Geschikt voor zwijnenjacht
Het is gemakkelijk in te zien waarom hoektanden die naar beneden rennen en beren vangen net zo sterk moeten zijn als de beren zelf. Vanwege hun grootte en temperament hebben de meeste honden gewoon niet wat nodig is om tijdens de jacht met een wild zwijn te worstelen. Beren zijn groot en krachtig, wegen vaak tot 500 lbs en hebben vlijmscherpe slagtanden die ze snel kunnen gebruiken, zowel aanvallend als verdedigend. Zelfs ervaren jagers zullen je vertellen dat het geen gemakkelijke taak is om het op te nemen tegen een wild zwijn; het vereist grootte, instinct, vaardigheid, kracht, snelheid en behendigheid - allemaal kenmerken die werden gevonden in de oorspronkelijke Duitse Doggen.
Met hun grote gest alte en gespierde bouw waren de Duitse Doggen uit vervlogen eeuwen een uitstekende keuze voor dappere jagers om deze woeste wilde dieren te confronteren. Deze grote honden hadden een intimiderende aanwezigheid: hun diepe geblaf, achtervolgingsinstincten en indrukwekkende grootte betekenden dat ze goed geschikt waren voor hun oorspronkelijke doel om groot wild aan te pakken en dat ze konden worden vertrouwd om enkele van de krachtigste wezens van de natuur te helpen achtervolgen.

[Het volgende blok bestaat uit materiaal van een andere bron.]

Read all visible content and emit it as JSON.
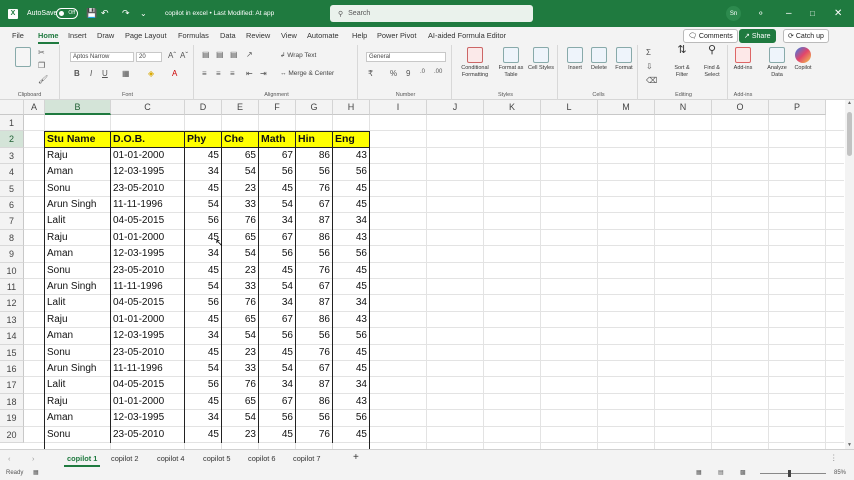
{
  "title_bar": {
    "autosave_label": "AutoSave",
    "autosave_state": "Off",
    "doc_title": "copilot in excel • Last Modified: At app",
    "search_placeholder": "Search",
    "user_initials": "Sn"
  },
  "menu": {
    "tabs": [
      "File",
      "Home",
      "Insert",
      "Draw",
      "Page Layout",
      "Formulas",
      "Data",
      "Review",
      "View",
      "Automate",
      "Help",
      "Power Pivot",
      "AI-aided Formula Editor"
    ],
    "active": "Home",
    "comments": "Comments",
    "share": "Share",
    "catchup": "Catch up"
  },
  "ribbon": {
    "clipboard": {
      "label": "Clipboard",
      "paste": "Paste"
    },
    "font": {
      "label": "Font",
      "name": "Aptos Narrow",
      "size": "20"
    },
    "alignment": {
      "label": "Alignment",
      "wrap": "Wrap Text",
      "merge": "Merge & Center"
    },
    "number": {
      "label": "Number",
      "format": "General"
    },
    "styles": {
      "label": "Styles",
      "cond": "Conditional Formatting",
      "table": "Format as Table",
      "cell": "Cell Styles"
    },
    "cells": {
      "label": "Cells",
      "insert": "Insert",
      "delete": "Delete",
      "format": "Format"
    },
    "editing": {
      "label": "Editing",
      "sort": "Sort & Filter",
      "find": "Find & Select"
    },
    "addins": {
      "label": "Add-ins",
      "addins": "Add-ins",
      "analyze": "Analyze Data",
      "copilot": "Copilot"
    }
  },
  "grid": {
    "columns": [
      "A",
      "B",
      "C",
      "D",
      "E",
      "F",
      "G",
      "H",
      "I",
      "J",
      "K",
      "L",
      "M",
      "N",
      "O",
      "P"
    ],
    "selected_column": "B",
    "selected_row": "2",
    "row_numbers": [
      "1",
      "2",
      "3",
      "4",
      "5",
      "6",
      "7",
      "8",
      "9",
      "10",
      "11",
      "12",
      "13",
      "14",
      "15",
      "16",
      "17",
      "18",
      "19",
      "20"
    ],
    "table_headers": [
      "Stu Name",
      "D.O.B.",
      "Phy",
      "Che",
      "Math",
      "Hin",
      "Eng"
    ],
    "rows": [
      [
        "Raju",
        "01-01-2000",
        "45",
        "65",
        "67",
        "86",
        "43"
      ],
      [
        "Aman",
        "12-03-1995",
        "34",
        "54",
        "56",
        "56",
        "56"
      ],
      [
        "Sonu",
        "23-05-2010",
        "45",
        "23",
        "45",
        "76",
        "45"
      ],
      [
        "Arun Singh",
        "11-11-1996",
        "54",
        "33",
        "54",
        "67",
        "45"
      ],
      [
        "Lalit",
        "04-05-2015",
        "56",
        "76",
        "34",
        "87",
        "34"
      ],
      [
        "Raju",
        "01-01-2000",
        "45",
        "65",
        "67",
        "86",
        "43"
      ],
      [
        "Aman",
        "12-03-1995",
        "34",
        "54",
        "56",
        "56",
        "56"
      ],
      [
        "Sonu",
        "23-05-2010",
        "45",
        "23",
        "45",
        "76",
        "45"
      ],
      [
        "Arun Singh",
        "11-11-1996",
        "54",
        "33",
        "54",
        "67",
        "45"
      ],
      [
        "Lalit",
        "04-05-2015",
        "56",
        "76",
        "34",
        "87",
        "34"
      ],
      [
        "Raju",
        "01-01-2000",
        "45",
        "65",
        "67",
        "86",
        "43"
      ],
      [
        "Aman",
        "12-03-1995",
        "34",
        "54",
        "56",
        "56",
        "56"
      ],
      [
        "Sonu",
        "23-05-2010",
        "45",
        "23",
        "45",
        "76",
        "45"
      ],
      [
        "Arun Singh",
        "11-11-1996",
        "54",
        "33",
        "54",
        "67",
        "45"
      ],
      [
        "Lalit",
        "04-05-2015",
        "56",
        "76",
        "34",
        "87",
        "34"
      ],
      [
        "Raju",
        "01-01-2000",
        "45",
        "65",
        "67",
        "86",
        "43"
      ],
      [
        "Aman",
        "12-03-1995",
        "34",
        "54",
        "56",
        "56",
        "56"
      ],
      [
        "Sonu",
        "23-05-2010",
        "45",
        "23",
        "45",
        "76",
        "45"
      ]
    ]
  },
  "sheets": {
    "tabs": [
      "copilot 1",
      "copilot 2",
      "copilot 4",
      "copilot 5",
      "copilot 6",
      "copilot 7"
    ],
    "active": "copilot 1",
    "add_symbol": "+"
  },
  "status": {
    "ready": "Ready",
    "zoom": "85%"
  },
  "colors": {
    "accent": "#1f7a3f",
    "header_fill": "#ffff00"
  }
}
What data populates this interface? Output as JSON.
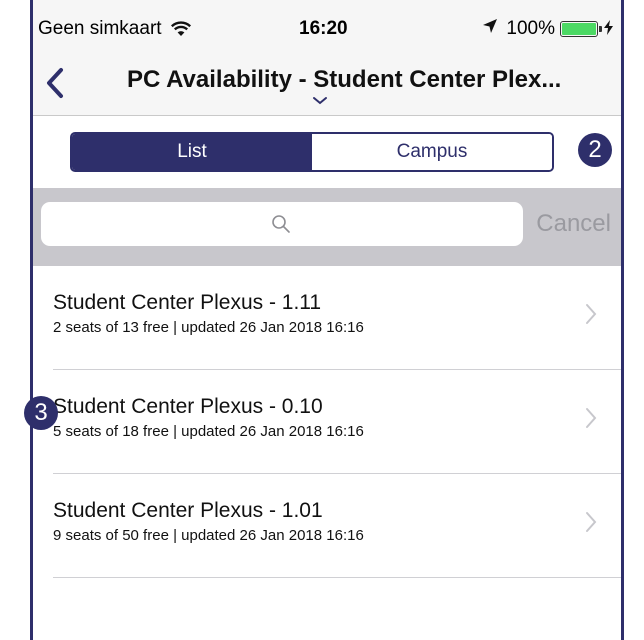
{
  "status_bar": {
    "carrier": "Geen simkaart",
    "time": "16:20",
    "battery": "100%",
    "battery_level": 1.0,
    "icons": [
      "wifi-icon",
      "location-arrow-icon",
      "battery-icon",
      "charging-bolt-icon"
    ]
  },
  "nav": {
    "title": "PC Availability - Student Center Plex...",
    "icons": [
      "chevron-left-icon",
      "chevron-down-icon"
    ]
  },
  "segment": {
    "list_label": "List",
    "campus_label": "Campus",
    "selected": "List"
  },
  "search": {
    "placeholder": "",
    "cancel_label": "Cancel",
    "icons": [
      "search-icon"
    ]
  },
  "locations": [
    {
      "title": "Student Center Plexus - 1.11",
      "subtitle": "2 seats of 13 free | updated 26 Jan 2018 16:16"
    },
    {
      "title": "Student Center Plexus - 0.10",
      "subtitle": "5 seats of 18 free | updated 26 Jan 2018 16:16"
    },
    {
      "title": "Student Center Plexus - 1.01",
      "subtitle": "9 seats of 50 free | updated 26 Jan 2018 16:16"
    }
  ],
  "callouts": {
    "first": "2",
    "second": "3"
  },
  "colors": {
    "accent": "#2e2f6b",
    "search_bar_bg": "#c8c7cc",
    "battery": "#4cd964"
  }
}
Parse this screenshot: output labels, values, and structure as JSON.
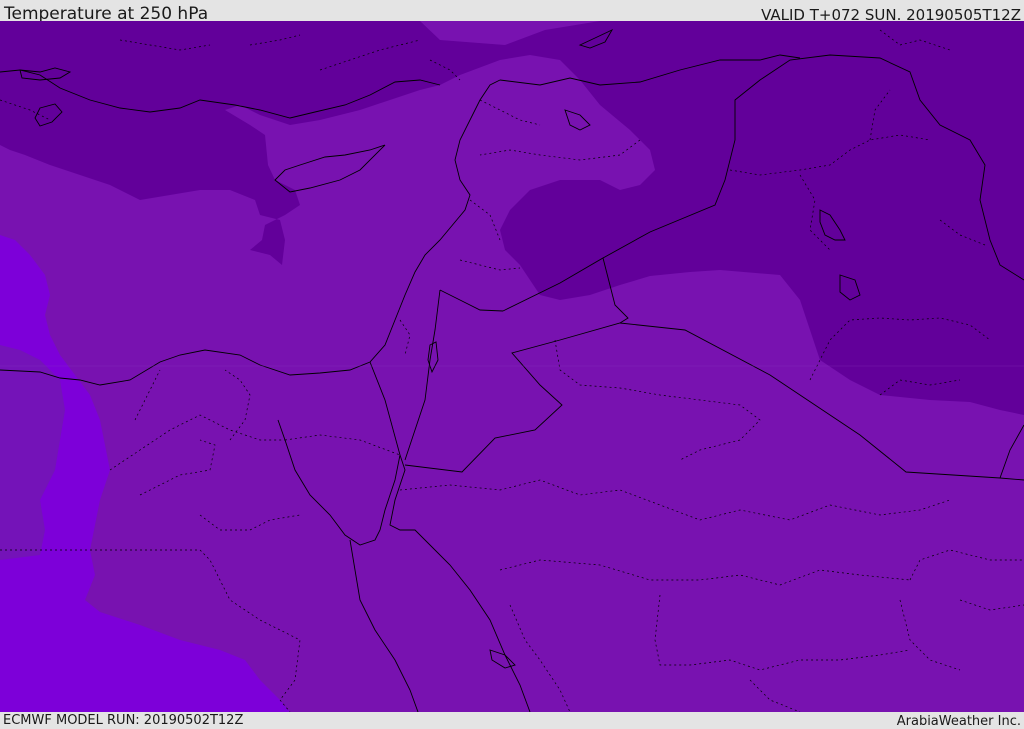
{
  "header": {
    "title": "Temperature at 250 hPa",
    "valid": "VALID T+072 SUN. 20190505T12Z"
  },
  "footer": {
    "model_run": "ECMWF MODEL RUN: 20190502T12Z",
    "credit": "ArabiaWeather Inc."
  },
  "map": {
    "field": "temperature",
    "level": "250 hPa",
    "colors": {
      "coldest": "#62009a",
      "middle": "#7812b0",
      "warmest": "#7d00d9",
      "border": "#000000"
    }
  }
}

Oorbijsnijden: bewijs van een jachtverleden
Bij gevechten met een wild zwijn was de kans reëel dat de in het nauw gedreven prooi de oren van een hond zou kunnen beschadigen of afscheuren. Het bijsnijden van de oren was bedoeld om dat risico te minimaliseren door een deel of alle oorschelpen of de buitenflap van het oor te verwijderen. In historische verslagen en afbeeldingen van Duitse Doggen worden vaak bijgesneden oren afgebeeld - een Duitse Dog met bijgesneden oren wordt bijvoorbeeld vastgelegd in een portret uit het begin van de 18e eeuw door Jacopo Amigoni. De jacht op zwijnen wordt in de moderne tijd niet meer uitgevoerd door Duitse doggen, en de meeste eigenaren beschouwen het bijsnijden van oren als een wrede en onnodige - hoewel soms nog steeds modieuze - praktijk.
Tegenwoordig blijft het bijsnijden van oren gebruikelijk bij Duitse Dog-eigenaren die geloven dat het het ras een esthetisch uiterlijk geeft. Desondanks zijn veel dierenwelzijnsgroepen tegen het bijsnijden van de oren vanwege mogelijke gezondheidsrisico's die aan de procedure zijn verbonden, zoals infectie en overmatig bloeden.
Conclusie
Kortom, de Duitse dog heeft een lange en gecompliceerde geschiedenis als jachthond. Oorspronkelijk werden ze gefokt om op wilde zwijnen te jagen in Duitsland, maar na verloop van tijd zijn ze meer een gezelschapsdier geworden. Tegenwoordig blijft de overgrote meerderheid van de Duitse Doggen trouwe huisdieren, met een veel verminderde prooidrift en een reputatie als een zachtaardige reus. Voor veel van hun baasjes is de grootste vreugde van het bezitten van een Deense dog hun vriendschap en hun bereidheid om te behagen.